Otros sostienen que viene de ´tartalear´, cuyo significado, además de “tartamudear”, es “avanzar con titubeos”. Pero los expertos tiran lejos también esta definición popular, porque no siempre el idioma sigue un camino llano, sin rispideces; a veces tiene sus cuetos y vericuetos, como se va viendo.
También se cree que está relacionada con la voz latina ´testa´ en su acepción de escama, concha ostra, teja, ladrillo. De testa nació en latín ´testudo´ que posteriormente, entre otros significados, llegó a tortuga. Interesante, pero también sería una etimología falsa, vea usté.
La explicación que parece más acertada es la que hace provenir a la palabra del latín ´tartaruchus´ que nombra al demonio o habitante del Tártaro o infierno y se inspira en el griego ´tartaroukos´. Como la tortuga vivía en terrenos cenagosos o, por lo menos oscuros, fue tenida como personificación del mal, entre los orientales y los primeros cristianos.
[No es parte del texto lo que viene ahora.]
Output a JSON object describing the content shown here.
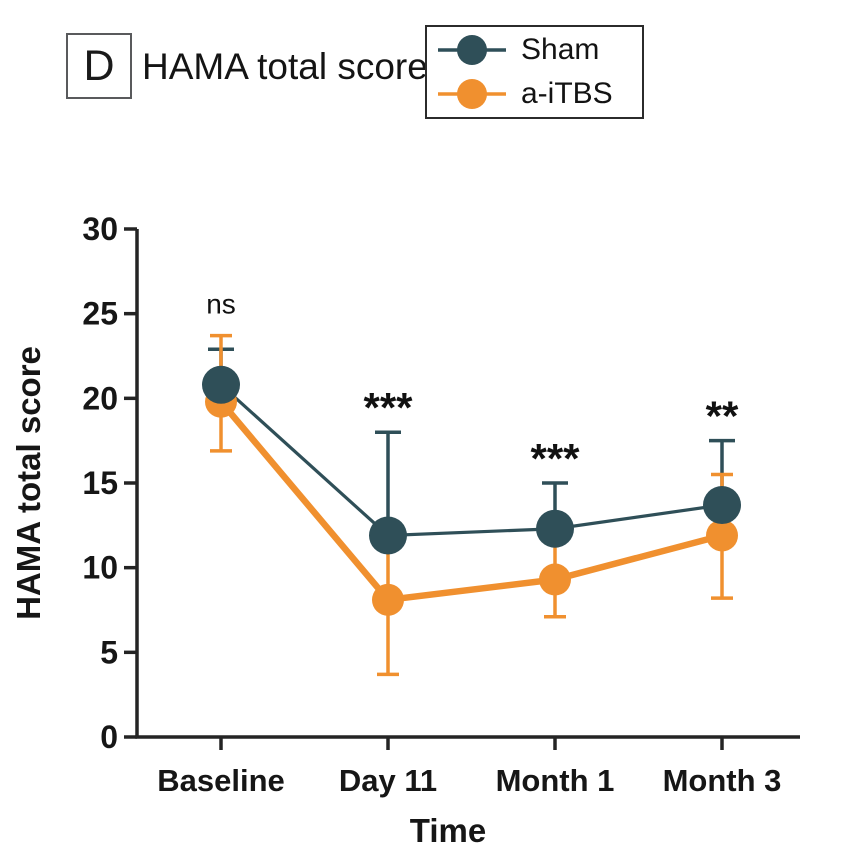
{
  "header": {
    "panel_label": "D",
    "title": "HAMA total score"
  },
  "legend": {
    "items": [
      {
        "label": "Sham",
        "color": "#2F4F58"
      },
      {
        "label": "a-iTBS",
        "color": "#F0902F"
      }
    ]
  },
  "chart_data": {
    "type": "line",
    "title": "HAMA total score",
    "categories": [
      "Baseline",
      "Day 11",
      "Month 1",
      "Month 3"
    ],
    "xlabel": "Time",
    "ylabel": "HAMA  total score",
    "ylim": [
      0,
      30
    ],
    "yticks": [
      0,
      5,
      10,
      15,
      20,
      25,
      30
    ],
    "grid": false,
    "legend_position": "top-right",
    "axis_color": "#242424",
    "series": [
      {
        "name": "Sham",
        "color": "#2F4F58",
        "values": [
          20.8,
          11.9,
          12.3,
          13.7
        ],
        "err_up": [
          2.1,
          6.1,
          2.7,
          3.8
        ],
        "err_down": [
          0,
          0,
          0,
          0
        ]
      },
      {
        "name": "a-iTBS",
        "color": "#F0902F",
        "values": [
          19.8,
          8.1,
          9.3,
          11.9
        ],
        "err_up": [
          3.9,
          4.4,
          2.2,
          3.6
        ],
        "err_down": [
          2.9,
          4.4,
          2.2,
          3.7
        ]
      }
    ],
    "significance_by_category": [
      "ns",
      "***",
      "***",
      "**"
    ]
  }
}
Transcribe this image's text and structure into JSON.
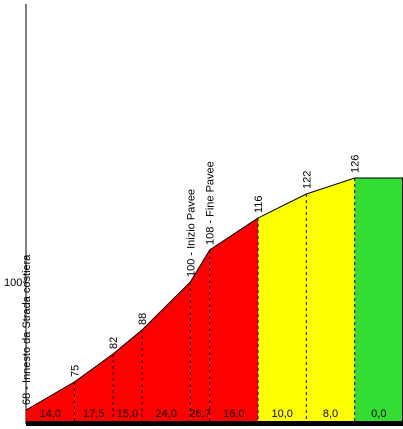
{
  "chart_data": {
    "type": "area",
    "title": "",
    "xlabel": "",
    "ylabel": "",
    "y_tick_labels": [
      "100"
    ],
    "y_ticks": [
      100
    ],
    "ylim": [
      63,
      137
    ],
    "grid": false,
    "colors": {
      "red": "#ff0000",
      "yellow": "#ffff00",
      "green": "#33dd33",
      "outline": "#000000",
      "baseline": "#000000"
    },
    "points": [
      {
        "x": 0.0,
        "y": 68,
        "label": "68 - Innesto da Strada costiera"
      },
      {
        "x": 0.25,
        "y": 75,
        "label": "75"
      },
      {
        "x": 0.45,
        "y": 82,
        "label": "82"
      },
      {
        "x": 0.6,
        "y": 88,
        "label": "88"
      },
      {
        "x": 0.85,
        "y": 100,
        "label": "100 - Inizio Pavee"
      },
      {
        "x": 0.95,
        "y": 108,
        "label": "108 - Fine Pavee"
      },
      {
        "x": 1.2,
        "y": 116,
        "label": "116"
      },
      {
        "x": 1.45,
        "y": 122,
        "label": "122"
      },
      {
        "x": 1.7,
        "y": 126,
        "label": "126"
      },
      {
        "x": 1.95,
        "y": 126,
        "label": ""
      }
    ],
    "segments": [
      {
        "grade": "14,0",
        "color": "red"
      },
      {
        "grade": "17,5",
        "color": "red"
      },
      {
        "grade": "15,0",
        "color": "red"
      },
      {
        "grade": "24,0",
        "color": "red"
      },
      {
        "grade": "26,7",
        "color": "red"
      },
      {
        "grade": "16,0",
        "color": "red"
      },
      {
        "grade": "10,0",
        "color": "yellow"
      },
      {
        "grade": "8,0",
        "color": "yellow"
      },
      {
        "grade": "0,0",
        "color": "green"
      }
    ]
  }
}
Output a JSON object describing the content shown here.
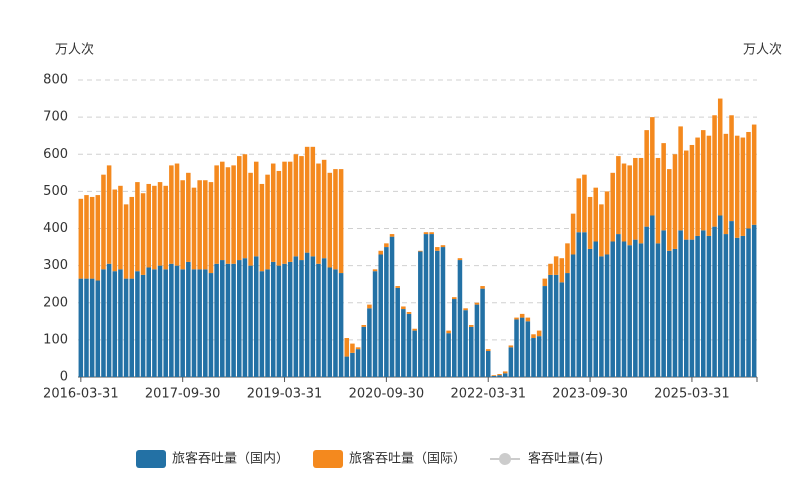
{
  "chart_data": {
    "type": "stacked_bar",
    "y_label": "万人次",
    "y2_label": "万人次",
    "categories": [
      "2016-03-31",
      null,
      null,
      null,
      null,
      null,
      null,
      null,
      null,
      null,
      null,
      null,
      null,
      null,
      null,
      null,
      null,
      null,
      "2017-09-30",
      null,
      null,
      null,
      null,
      null,
      null,
      null,
      null,
      null,
      null,
      null,
      null,
      null,
      null,
      null,
      null,
      null,
      "2019-03-31",
      null,
      null,
      null,
      null,
      null,
      null,
      null,
      null,
      null,
      null,
      null,
      null,
      null,
      null,
      null,
      null,
      null,
      "2020-09-30",
      null,
      null,
      null,
      null,
      null,
      null,
      null,
      null,
      null,
      null,
      null,
      null,
      null,
      null,
      null,
      null,
      null,
      "2022-03-31",
      null,
      null,
      null,
      null,
      null,
      null,
      null,
      null,
      null,
      null,
      null,
      null,
      null,
      null,
      null,
      null,
      null,
      "2023-09-30",
      null,
      null,
      null,
      null,
      null,
      null,
      null,
      null,
      null,
      null,
      null,
      null,
      null,
      null,
      null,
      null,
      null,
      "2025-03-31",
      null,
      null,
      null,
      null,
      null,
      null,
      null,
      null,
      null,
      null,
      null
    ],
    "series": [
      {
        "name": "旅客吞吐量（国内）",
        "color": "#2371a5",
        "values": [
          265,
          265,
          265,
          260,
          290,
          305,
          285,
          290,
          265,
          265,
          285,
          275,
          295,
          290,
          300,
          290,
          305,
          300,
          290,
          310,
          290,
          290,
          290,
          280,
          305,
          315,
          305,
          305,
          315,
          320,
          300,
          325,
          285,
          290,
          310,
          300,
          305,
          310,
          325,
          315,
          335,
          325,
          305,
          320,
          295,
          290,
          280,
          55,
          65,
          75,
          135,
          185,
          285,
          330,
          350,
          378,
          240,
          183,
          170,
          125,
          338,
          385,
          385,
          340,
          350,
          118,
          210,
          315,
          180,
          135,
          195,
          238,
          70,
          3,
          5,
          10,
          80,
          155,
          160,
          150,
          105,
          110,
          245,
          275,
          275,
          255,
          280,
          330,
          390,
          390,
          345,
          365,
          325,
          330,
          365,
          385,
          365,
          355,
          370,
          360,
          405,
          435,
          360,
          395,
          340,
          345,
          395,
          370,
          370,
          380,
          395,
          380,
          405,
          435,
          385,
          420,
          375,
          380,
          400,
          410
        ]
      },
      {
        "name": "旅客吞吐量（国际）",
        "color": "#f4891e",
        "values": [
          215,
          225,
          220,
          230,
          255,
          265,
          220,
          225,
          200,
          220,
          240,
          220,
          225,
          225,
          225,
          225,
          265,
          275,
          240,
          240,
          220,
          240,
          240,
          245,
          265,
          265,
          260,
          265,
          280,
          280,
          250,
          255,
          235,
          255,
          265,
          255,
          275,
          270,
          275,
          280,
          285,
          295,
          270,
          265,
          255,
          270,
          280,
          50,
          25,
          5,
          5,
          10,
          5,
          10,
          10,
          7,
          5,
          7,
          5,
          5,
          2,
          5,
          5,
          10,
          5,
          7,
          5,
          5,
          5,
          5,
          5,
          7,
          5,
          2,
          3,
          5,
          5,
          5,
          10,
          10,
          10,
          15,
          20,
          30,
          50,
          65,
          80,
          110,
          145,
          155,
          140,
          145,
          140,
          170,
          185,
          210,
          210,
          215,
          220,
          230,
          260,
          265,
          230,
          235,
          220,
          255,
          280,
          240,
          255,
          265,
          270,
          270,
          300,
          315,
          270,
          285,
          275,
          265,
          260,
          270
        ]
      }
    ],
    "disabled_legend": {
      "name": "客吞吐量(右)",
      "color": "#cccccc"
    },
    "ylim": [
      0,
      800
    ],
    "yticks": [
      0,
      100,
      200,
      300,
      400,
      500,
      600,
      700,
      800
    ],
    "grid": true
  }
}
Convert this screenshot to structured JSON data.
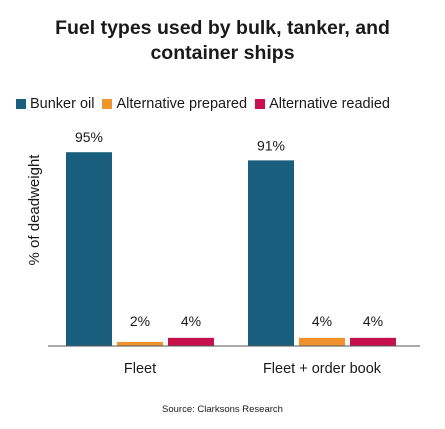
{
  "chart_data": {
    "type": "bar",
    "title_lines": [
      "Fuel types used by bulk, tanker, and",
      "container ships"
    ],
    "ylabel": "% of deadweight",
    "ylim": [
      0,
      100
    ],
    "grid": false,
    "legend_position": "top",
    "categories": [
      "Fleet",
      "Fleet + order book"
    ],
    "series": [
      {
        "name": "Bunker oil",
        "values": [
          95,
          91
        ],
        "labels": [
          "95%",
          "91%"
        ],
        "color": "#1a5e7e"
      },
      {
        "name": "Alternative prepared",
        "values": [
          2,
          4
        ],
        "labels": [
          "2%",
          "4%"
        ],
        "color": "#f0922e"
      },
      {
        "name": "Alternative readied",
        "values": [
          4,
          4
        ],
        "labels": [
          "4%",
          "4%"
        ],
        "color": "#c8104f"
      }
    ],
    "source": "Source: Clarksons Research"
  }
}
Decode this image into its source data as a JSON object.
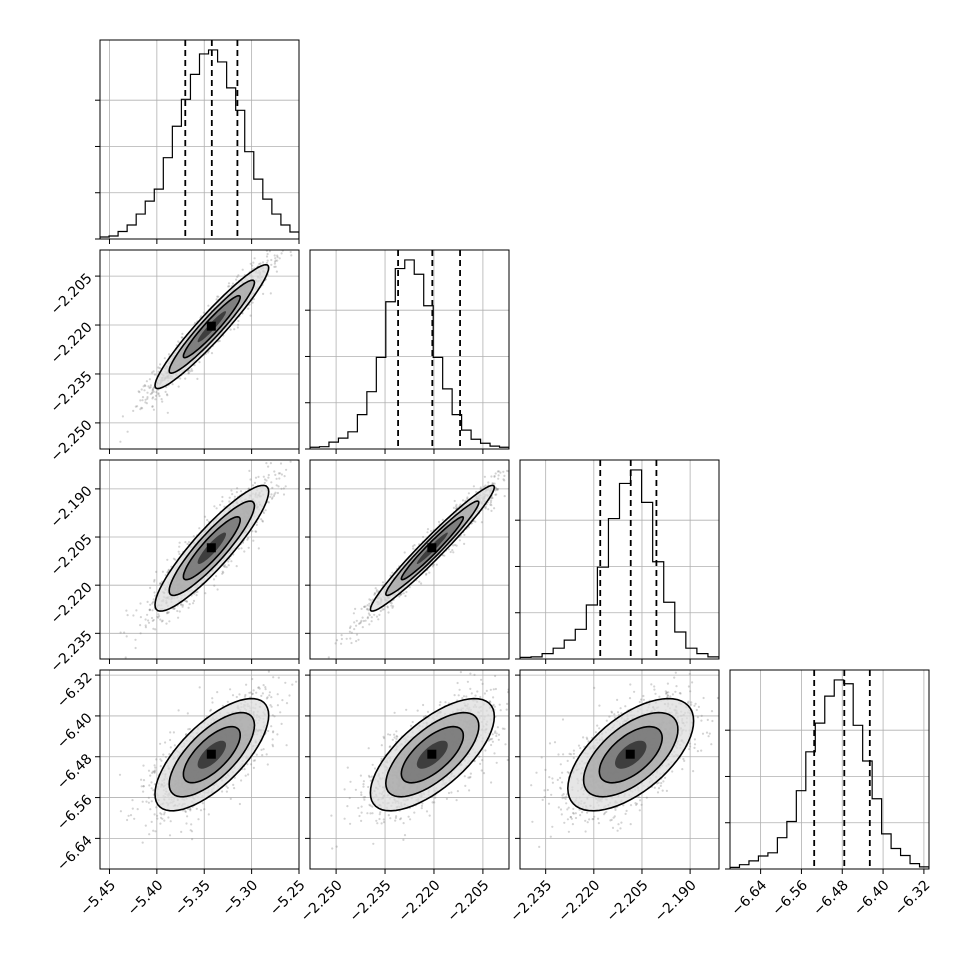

De tartaruchus, por reducción se habría llegado a tartuga y de ahí a tortuga había solamente un paso cortito, como cogote de gordo.
En italiano se dice tartaruga o testuggine, en francés es tortue, en provenzal y catalán tortuga. En quichua santiagueño es hualu.
Con el deseo de haber acortado su domingo a la mañana, con un asunto entretenido, esta columna se despide de usted atentamente.
Juan Manuel Aragón

A 28 de abril del 2024, en la Pedro León Gallo y Santa Fe. Hinchando por los Ferro
©Ramírez de Velasco

*Averiguar qué significa “estentóreo”, palabra puesta para impresionar a los lectores.

Comentarios

  1. Cristian Ramón Verduc28 de abril de 2024 a las 7:06

    He leído lentamente, a paso de tortuga. Está bueno. Me ha gustado.